Le centraline ARPA (Azienda regionale per la protezione dell’ambiente) hanno registrato per il quarto giorno consecutivo un livello di polveri sottili Pm10 nell’aria superiore al limite dei 50 microgrammi per metro cubo. Secondo i valori rilevati, nel centro di Milano si è toccata quota 76. Non va meglio in provincia dove quota 50 è stata superata abbondantemente anche a Pioltello-Limito (qui è “record”, toccata quota 84), Monza, Saronno, nel lecchese e nel bergamasco.

Blocco della circolazione

Per combattere lo smog, martedì blocco temporaneo della circolazione per le auto più inquinanti.

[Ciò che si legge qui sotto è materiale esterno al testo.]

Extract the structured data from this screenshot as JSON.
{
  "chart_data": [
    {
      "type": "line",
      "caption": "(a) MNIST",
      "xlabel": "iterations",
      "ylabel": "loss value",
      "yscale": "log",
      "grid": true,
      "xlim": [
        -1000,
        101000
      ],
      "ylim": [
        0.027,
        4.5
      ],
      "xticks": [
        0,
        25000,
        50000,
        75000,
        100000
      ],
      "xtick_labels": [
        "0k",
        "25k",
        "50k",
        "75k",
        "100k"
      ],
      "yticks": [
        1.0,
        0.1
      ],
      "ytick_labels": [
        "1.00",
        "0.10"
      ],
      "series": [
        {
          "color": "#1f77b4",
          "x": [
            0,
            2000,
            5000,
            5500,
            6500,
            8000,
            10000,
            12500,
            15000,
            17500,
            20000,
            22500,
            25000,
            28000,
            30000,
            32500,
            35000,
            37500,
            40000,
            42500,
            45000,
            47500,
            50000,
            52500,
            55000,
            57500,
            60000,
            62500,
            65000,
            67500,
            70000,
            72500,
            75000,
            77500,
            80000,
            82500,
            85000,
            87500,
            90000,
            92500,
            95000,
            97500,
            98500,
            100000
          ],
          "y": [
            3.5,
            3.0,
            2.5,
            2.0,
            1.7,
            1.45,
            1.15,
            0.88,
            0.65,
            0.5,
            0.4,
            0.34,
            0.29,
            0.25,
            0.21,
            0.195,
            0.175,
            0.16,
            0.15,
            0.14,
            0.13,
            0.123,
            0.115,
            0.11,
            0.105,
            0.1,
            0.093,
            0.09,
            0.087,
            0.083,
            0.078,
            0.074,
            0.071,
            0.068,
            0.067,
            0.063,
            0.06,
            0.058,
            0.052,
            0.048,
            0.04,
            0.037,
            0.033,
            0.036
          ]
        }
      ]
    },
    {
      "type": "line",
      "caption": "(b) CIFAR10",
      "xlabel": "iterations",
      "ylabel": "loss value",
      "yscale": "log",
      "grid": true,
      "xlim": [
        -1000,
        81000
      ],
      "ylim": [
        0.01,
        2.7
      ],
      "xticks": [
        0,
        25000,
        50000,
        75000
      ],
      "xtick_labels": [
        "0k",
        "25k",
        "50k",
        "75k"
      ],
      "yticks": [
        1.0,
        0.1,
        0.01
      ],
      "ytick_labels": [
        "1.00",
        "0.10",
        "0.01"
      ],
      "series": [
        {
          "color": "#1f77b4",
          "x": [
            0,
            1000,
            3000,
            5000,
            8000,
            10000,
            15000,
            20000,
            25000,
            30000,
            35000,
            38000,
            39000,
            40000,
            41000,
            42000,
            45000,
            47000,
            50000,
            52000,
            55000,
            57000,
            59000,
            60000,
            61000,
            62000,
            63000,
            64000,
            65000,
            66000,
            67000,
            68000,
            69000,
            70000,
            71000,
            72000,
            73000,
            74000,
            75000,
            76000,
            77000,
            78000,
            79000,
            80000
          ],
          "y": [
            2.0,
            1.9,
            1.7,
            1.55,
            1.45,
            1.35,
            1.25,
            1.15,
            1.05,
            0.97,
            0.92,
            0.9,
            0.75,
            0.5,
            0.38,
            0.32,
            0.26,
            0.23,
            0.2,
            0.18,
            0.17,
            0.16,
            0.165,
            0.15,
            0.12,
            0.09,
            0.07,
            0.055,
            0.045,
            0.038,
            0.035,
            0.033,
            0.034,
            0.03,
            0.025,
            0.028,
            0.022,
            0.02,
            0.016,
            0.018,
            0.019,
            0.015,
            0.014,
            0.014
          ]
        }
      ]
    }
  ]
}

Le misure stabiliscono che è vietata la circolazione ai veicoli per il trasporto persone alimentati a gasolio fino alla classe 4 inclusa dalle 8:30 alle 18:30 e ai veicoli per il trasporto merci alimentati a gasolio fino alla classe 3 compresa dalle 8:30 alle 12:30. Per quanto riguarda la circolazione nel centro della città milanese, scattano oggi le nuove regole che stabiliscono l’accesso all’Area C compresa nella cerchia dei bastioni.

L’appello di Legambiente

“Anche quest’anno l’inizio di autunno ci regala il caldo dell’estate e lo smog dell’inverno e ci ricorda quanto poco è stato fatto, fino ad oggi, per combattere in modo efficace le emissioni da traffico e in particolare da diesel – dischiara Barbara Meggetto, presidente di Legambiente Lombardia – l’emergenza è alle porte, prendiamo atto che nei condomini non c’è nessun bisogno di accendere gli impianti termici ancora per molti giorni, specialmente nelle grandi città. Non aggiungiamo il fumo delle caldaie allo smog da traffico, teniamo spente le caldaie dei condomini”.